Bu dönemde heykele odaklandı ve 1949’da Philadelphia Sanat Müzesi’nde uluslararası bir sergiye katıldı. Daha sonra Chicago Picasso olarak bilinen ve ABD şehrine bağışladığı bir heykel yaptı.
Sanatçı 1961 yılında, 79 yaşındayken, ikinci ve son eşi olan 27 yaşındaki Jacqueline Roque ile evlendi. Jacqueline kariyerinin en büyük ilham kaynaklarından biri olduğunu kanıtladı. Picasso, hayatta kaldığı son 17 yıl boyunca onun 70’ten fazla portresini yaptı. Hayatının sonuna yaklaşırken, sanatçı bir yaratıcılık telaşı yaşadı. Ortaya çıkan sanat eserleri önceki tarzlarının bir karışımıydı ve renkli tablolar ile bakır gravürleri içeriyordu.

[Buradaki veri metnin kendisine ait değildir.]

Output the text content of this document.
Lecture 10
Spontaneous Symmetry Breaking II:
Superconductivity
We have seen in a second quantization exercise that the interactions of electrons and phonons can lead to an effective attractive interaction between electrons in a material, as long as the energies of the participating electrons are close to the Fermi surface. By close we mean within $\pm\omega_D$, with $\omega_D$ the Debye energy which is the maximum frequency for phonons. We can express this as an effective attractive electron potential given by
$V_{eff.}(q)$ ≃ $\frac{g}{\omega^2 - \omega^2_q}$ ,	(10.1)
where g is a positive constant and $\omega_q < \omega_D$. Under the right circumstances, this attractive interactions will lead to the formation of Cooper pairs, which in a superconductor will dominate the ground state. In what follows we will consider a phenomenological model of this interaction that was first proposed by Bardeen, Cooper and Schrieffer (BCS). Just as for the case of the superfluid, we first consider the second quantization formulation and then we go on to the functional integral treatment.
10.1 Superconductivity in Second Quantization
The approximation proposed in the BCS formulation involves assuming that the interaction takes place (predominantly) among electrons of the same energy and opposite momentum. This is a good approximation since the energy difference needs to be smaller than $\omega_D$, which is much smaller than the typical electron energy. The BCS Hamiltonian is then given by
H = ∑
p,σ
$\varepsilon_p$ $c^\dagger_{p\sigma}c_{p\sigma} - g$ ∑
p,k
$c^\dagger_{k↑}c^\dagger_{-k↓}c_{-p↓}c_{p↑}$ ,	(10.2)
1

Sanat uzmanları daha sonra Picasso’nun son eserlerinde Neo-Ekspresyonizm’in başlangıcını fark ettiler.
SANAT ÜZERİNDEKİ ETKİSİ
Pablo Picasso, 20. yüzyıl sanatının gidişatı üzerindeki en büyük etkilerden biri olarak, gördüklerinin tamamen yeni yorumlarını yaratmak için sık sık çeşitli stilleri karıştırdı. Kübizmin gelişiminde itici bir güç olmuş ve kolajı güzel sanatlar seviyesine yükseltmiştir.